In a way, Spielberg’s nation has not grown since Lincoln’s time. These are the backwoodsmen he portrayed in his 2012 film Lincoln. The backwoods are an urban jungle of Classicism, courts and suburbia, and the trim purpose of the 19th Century is replaced by jowls and insulating cloaks of fat, yet the cultural or intellectual effect of two World Wars, splitting the atom, of an hundred years of art and science – of history, seems to have skipped this country by. Bridge of Spies, then, is like a child’s retelling or conception of a conflicted time. Reporters carry cuboid Hasselblad’s and drop their bulbs, which coat the floor of the court like rose petals, but this is an analogue world. Radio’s appearance is perfunctory rather than resonant. This is not the time of Hollywood, the American Dream, the Chevrolet or Madison Avenue. After the Kleenex-clean world of America one feels a stiff chill breath of relief when you finally view Berlin with its cobbles, a crowd milling round the cars, a Russian tank with cranes and smog, dirty buildings and dirtier citizens (for a few brief moments). Soon he leads you back once more to the ahistorical fable seen from chest height, and while reviewing a thousand neckties and two thousand buttons one cannot help but ask: Is this the man who directed Schindler’s list?
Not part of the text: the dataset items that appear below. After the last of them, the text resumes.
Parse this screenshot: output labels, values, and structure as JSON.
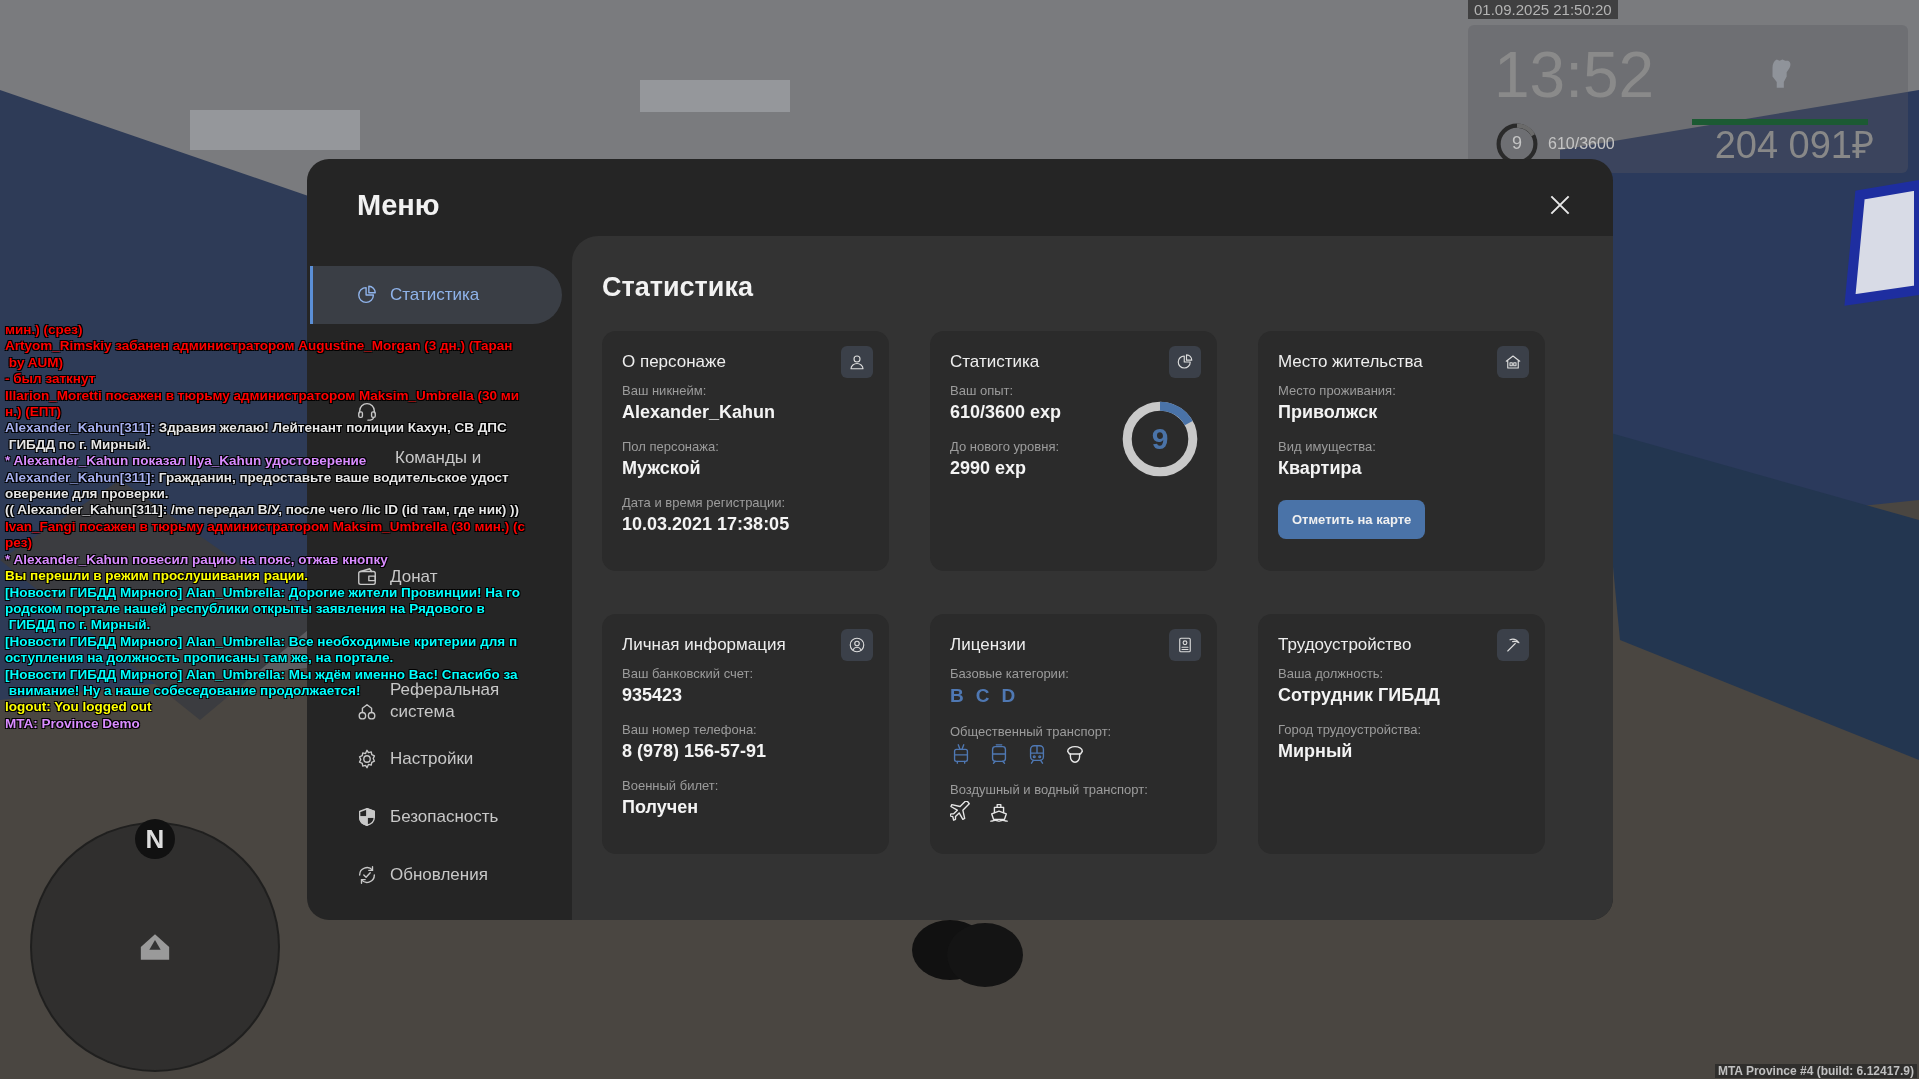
{
  "hud": {
    "datetime": "01.09.2025 21:50:20",
    "clock": "13:52",
    "level_number": "9",
    "level": 0.169,
    "experience": "610/3600",
    "money": "204 091₽"
  },
  "menu": {
    "title": "Меню",
    "sidebar": [
      {
        "kind": "stats",
        "label": "Статистика",
        "selected": true
      },
      {
        "selected": false
      },
      {
        "kind": "support",
        "selected": false
      },
      {
        "label": "Команды и",
        "selected": false
      },
      {
        "selected": false
      },
      {
        "kind": "donate",
        "label": "Донат",
        "selected": false
      },
      {
        "selected": false
      },
      {
        "kind": "referral",
        "label": "Реферальная система",
        "selected": false
      },
      {
        "kind": "settings",
        "label": "Настройки",
        "selected": false
      },
      {
        "kind": "security",
        "label": "Безопасность",
        "selected": false
      },
      {
        "kind": "updates",
        "label": "Обновления",
        "selected": false
      }
    ],
    "content": {
      "title": "Статистика",
      "cards": [
        {
          "kind": "character",
          "title": "О персонаже",
          "fields": [
            {
              "label": "Ваш никнейм:",
              "value": "Alexander_Kahun"
            },
            {
              "label": "Пол персонажа:",
              "value": "Мужской"
            },
            {
              "label": "Дата и время регистрации:",
              "value": "10.03.2021 17:38:05"
            }
          ]
        },
        {
          "kind": "stats",
          "title": "Статистика",
          "fields": [
            {
              "label": "Ваш опыт:",
              "value": "610/3600 exp"
            },
            {
              "label": "До нового уровня:",
              "value": "2990 exp"
            }
          ],
          "level": 0.169,
          "level_number": "9"
        },
        {
          "kind": "residence",
          "title": "Место жительства",
          "fields": [
            {
              "label": "Место проживания:",
              "value": "Приволжск"
            },
            {
              "label": "Вид имущества:",
              "value": "Квартира"
            }
          ],
          "button": "Отметить на карте"
        },
        {
          "kind": "personal",
          "title": "Личная информация",
          "fields": [
            {
              "label": "Ваш банковский счет:",
              "value": "935423"
            },
            {
              "label": "Ваш номер телефона:",
              "value": "8 (978) 156-57-91"
            },
            {
              "label": "Военный билет:",
              "value": "Получен"
            }
          ]
        },
        {
          "kind": "licenses",
          "title": "Лицензии",
          "groups": [
            {
              "label": "Базовые категории:",
              "kind": "letters",
              "items": [
                {
                  "text": "B",
                  "held": true
                },
                {
                  "text": "C",
                  "held": true
                },
                {
                  "text": "D",
                  "held": true
                }
              ]
            },
            {
              "label": "Общественный транспорт:",
              "kind": "icons",
              "items": [
                {
                  "kind": "trolleybus",
                  "held": true
                },
                {
                  "kind": "tram",
                  "held": true
                },
                {
                  "kind": "train",
                  "held": true
                },
                {
                  "kind": "cap",
                  "held": false
                }
              ]
            },
            {
              "label": "Воздушный и водный транспорт:",
              "kind": "icons",
              "items": [
                {
                  "kind": "plane",
                  "held": false
                },
                {
                  "kind": "ship",
                  "held": false
                }
              ]
            }
          ]
        },
        {
          "kind": "job",
          "title": "Трудоустройство",
          "fields": [
            {
              "label": "Ваша должность:",
              "value": "Сотрудник ГИБДД"
            },
            {
              "label": "Город трудоустройства:",
              "value": "Мирный"
            }
          ]
        }
      ]
    }
  },
  "chat": [
    {
      "parts": [
        {
          "text": "мин.) (срез)",
          "color": "#ff0000"
        }
      ]
    },
    {
      "parts": [
        {
          "text": "Artyom_Rimskiy забанен администратором Augustine_Morgan (3 дн.) (Таран",
          "color": "#ff0000"
        }
      ]
    },
    {
      "parts": [
        {
          "text": " by AUM)",
          "color": "#ff0000"
        }
      ]
    },
    {
      "parts": [
        {
          "text": "- был заткнут",
          "color": "#ff0000"
        }
      ]
    },
    {
      "parts": [
        {
          "text": "Illarion_Moretti посажен в тюрьму администратором Maksim_Umbrella (30 ми",
          "color": "#ff0000"
        }
      ]
    },
    {
      "parts": [
        {
          "text": "н.) (ЕПТ)",
          "color": "#ff0000"
        }
      ]
    },
    {
      "parts": [
        {
          "text": "Alexander_Kahun[311]: ",
          "color": "#a6b0f0"
        },
        {
          "text": "Здравия желаю! Лейтенант полиции Кахун, СВ ДПС",
          "color": "#e6e6e6"
        }
      ]
    },
    {
      "parts": [
        {
          "text": " ГИБДД по г. Мирный.",
          "color": "#e6e6e6"
        }
      ]
    },
    {
      "parts": [
        {
          "text": "* Alexander_Kahun показал Ilya_Kahun удостоверение",
          "color": "#d98cff"
        }
      ]
    },
    {
      "parts": [
        {
          "text": "Alexander_Kahun[311]: ",
          "color": "#a6b0f0"
        },
        {
          "text": "Гражданин, предоставьте ваше водительское удост",
          "color": "#e6e6e6"
        }
      ]
    },
    {
      "parts": [
        {
          "text": "оверение для проверки.",
          "color": "#e6e6e6"
        }
      ]
    },
    {
      "parts": [
        {
          "text": "(( Alexander_Kahun[311]: /me передал В/У, после чего /lic ID (id там, где ник) ))",
          "color": "#e6e6e6"
        }
      ]
    },
    {
      "parts": [
        {
          "text": "Ivan_Fangi посажен в тюрьму администратором Maksim_Umbrella (30 мин.) (с",
          "color": "#ff0000"
        }
      ]
    },
    {
      "parts": [
        {
          "text": "рез)",
          "color": "#ff0000"
        }
      ]
    },
    {
      "parts": [
        {
          "text": "* Alexander_Kahun повесил рацию на пояс, отжав кнопку",
          "color": "#d98cff"
        }
      ]
    },
    {
      "parts": [
        {
          "text": "Вы перешли в режим прослушивания рации.",
          "color": "#ffff00"
        }
      ]
    },
    {
      "parts": [
        {
          "text": "[Новости ГИБДД Мирного] Alan_Umbrella: Дорогие жители Провинции! На го",
          "color": "#00ffff"
        }
      ]
    },
    {
      "parts": [
        {
          "text": "родском портале нашей республики открыты заявления на Рядового в",
          "color": "#00ffff"
        }
      ]
    },
    {
      "parts": [
        {
          "text": " ГИБДД по г. Мирный.",
          "color": "#00ffff"
        }
      ]
    },
    {
      "parts": [
        {
          "text": "[Новости ГИБДД Мирного] Alan_Umbrella: Все необходимые критерии для п",
          "color": "#00ffff"
        }
      ]
    },
    {
      "parts": [
        {
          "text": "оступления на должность прописаны там же, на портале.",
          "color": "#00ffff"
        }
      ]
    },
    {
      "parts": [
        {
          "text": "[Новости ГИБДД Мирного] Alan_Umbrella: Мы ждём именно Вас! Спасибо за",
          "color": "#00ffff"
        }
      ]
    },
    {
      "parts": [
        {
          "text": " внимание! Ну а наше собеседование продолжается!",
          "color": "#00ffff"
        }
      ]
    },
    {
      "parts": [
        {
          "text": "logout: You logged out",
          "color": "#ffff00"
        }
      ]
    },
    {
      "parts": [
        {
          "text": "MTA: Province Demo",
          "color": "#d98cff"
        }
      ]
    }
  ],
  "compass": {
    "north_label": "N"
  },
  "version": "MTA Province #4 (build: 6.12417.9)"
}
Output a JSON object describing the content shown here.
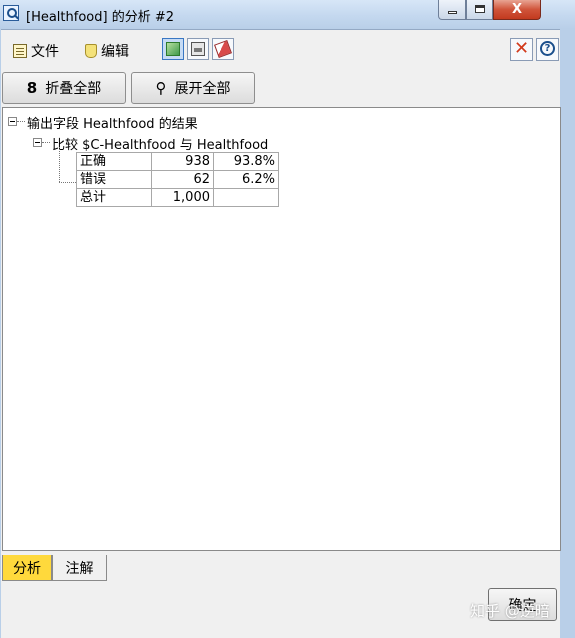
{
  "window": {
    "title": "[Healthfood] 的分析 #2",
    "controls": {
      "close_glyph": "X"
    }
  },
  "menubar": {
    "file_label": "文件",
    "edit_label": "编辑",
    "tool_icons": [
      "generate-node-icon",
      "print-icon",
      "export-icon"
    ]
  },
  "toolbar": {
    "collapse_all_label": "折叠全部",
    "expand_all_label": "展开全部"
  },
  "tree": {
    "root_label": "输出字段 Healthfood 的结果",
    "child_label": "比较 $C-Healthfood 与 Healthfood",
    "rows": [
      {
        "label": "正确",
        "count": "938",
        "percent": "93.8%"
      },
      {
        "label": "错误",
        "count": "62",
        "percent": "6.2%"
      },
      {
        "label": "总计",
        "count": "1,000",
        "percent": ""
      }
    ]
  },
  "tabs": [
    {
      "label": "分析",
      "active": true
    },
    {
      "label": "注解",
      "active": false
    }
  ],
  "footer": {
    "ok_label": "确定",
    "watermark": "知乎 @逆暗"
  },
  "colors": {
    "active_tab": "#ffd93c",
    "close_button": "#c23a1f"
  }
}
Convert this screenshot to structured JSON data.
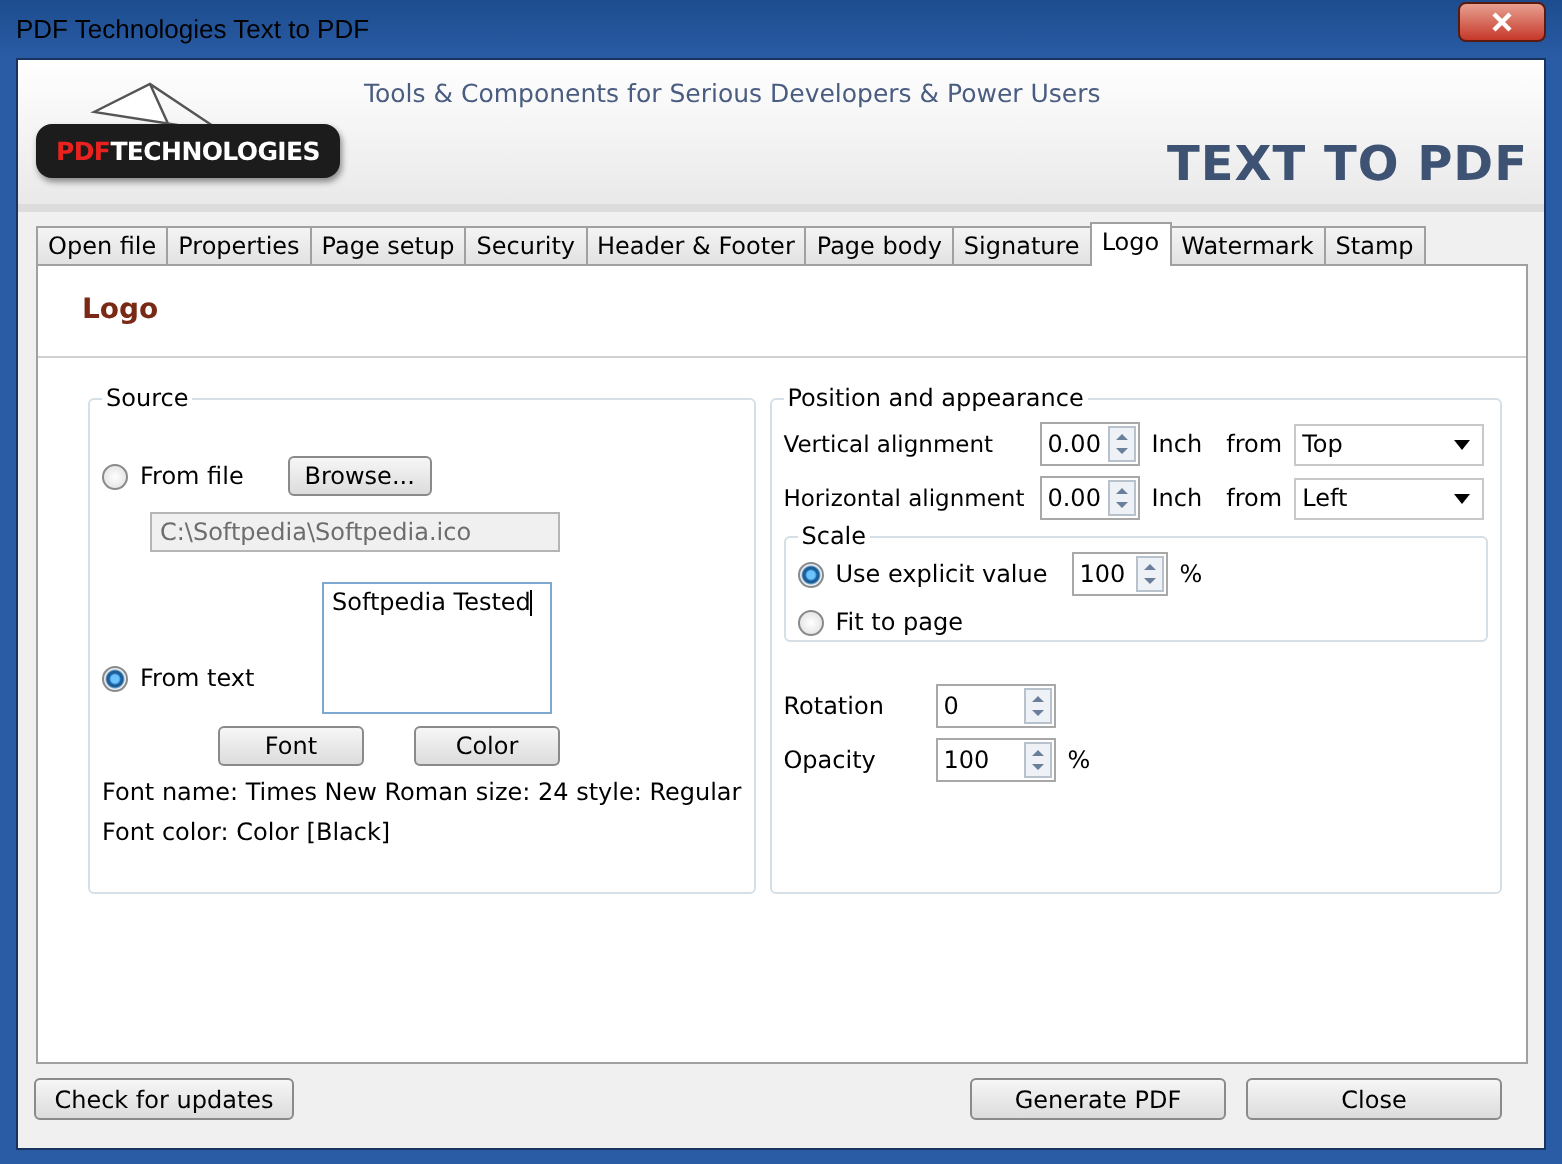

Soldiers yell ‘Schtudent?’ while a loud American screams back ‘Ich bien’. There’s a forest of conical East German helmets but by now you’re half asleep. If this film is not blindly uncritical at least it is blind. There’s no perceptions of psychology or politics or drama. It seems a lot like wires and lights in a box. The last cogent thought that flicks through your brain is what the hell happened to Spielberg?
Director: Steven Spielberg
Cast: Tom Hanks, Mark Rylance, Alan Alda, Amy Ryan
Nominations: Best Supporting Actor (Mark Rylance), Best Original Score, Best Production Design, Best Sound Mixing, Best Original Screenplay, Best Picture
Why You Should Watch It:
Not for the first time, and certainly not for the last, Tom Hanks and Mark Rylance deliver what prove to be vivid, memorable performances that outstretch what the job could reasonably call for.
What It Was Missing:
Everything that’s not Mark Rylance or Tom Hanks.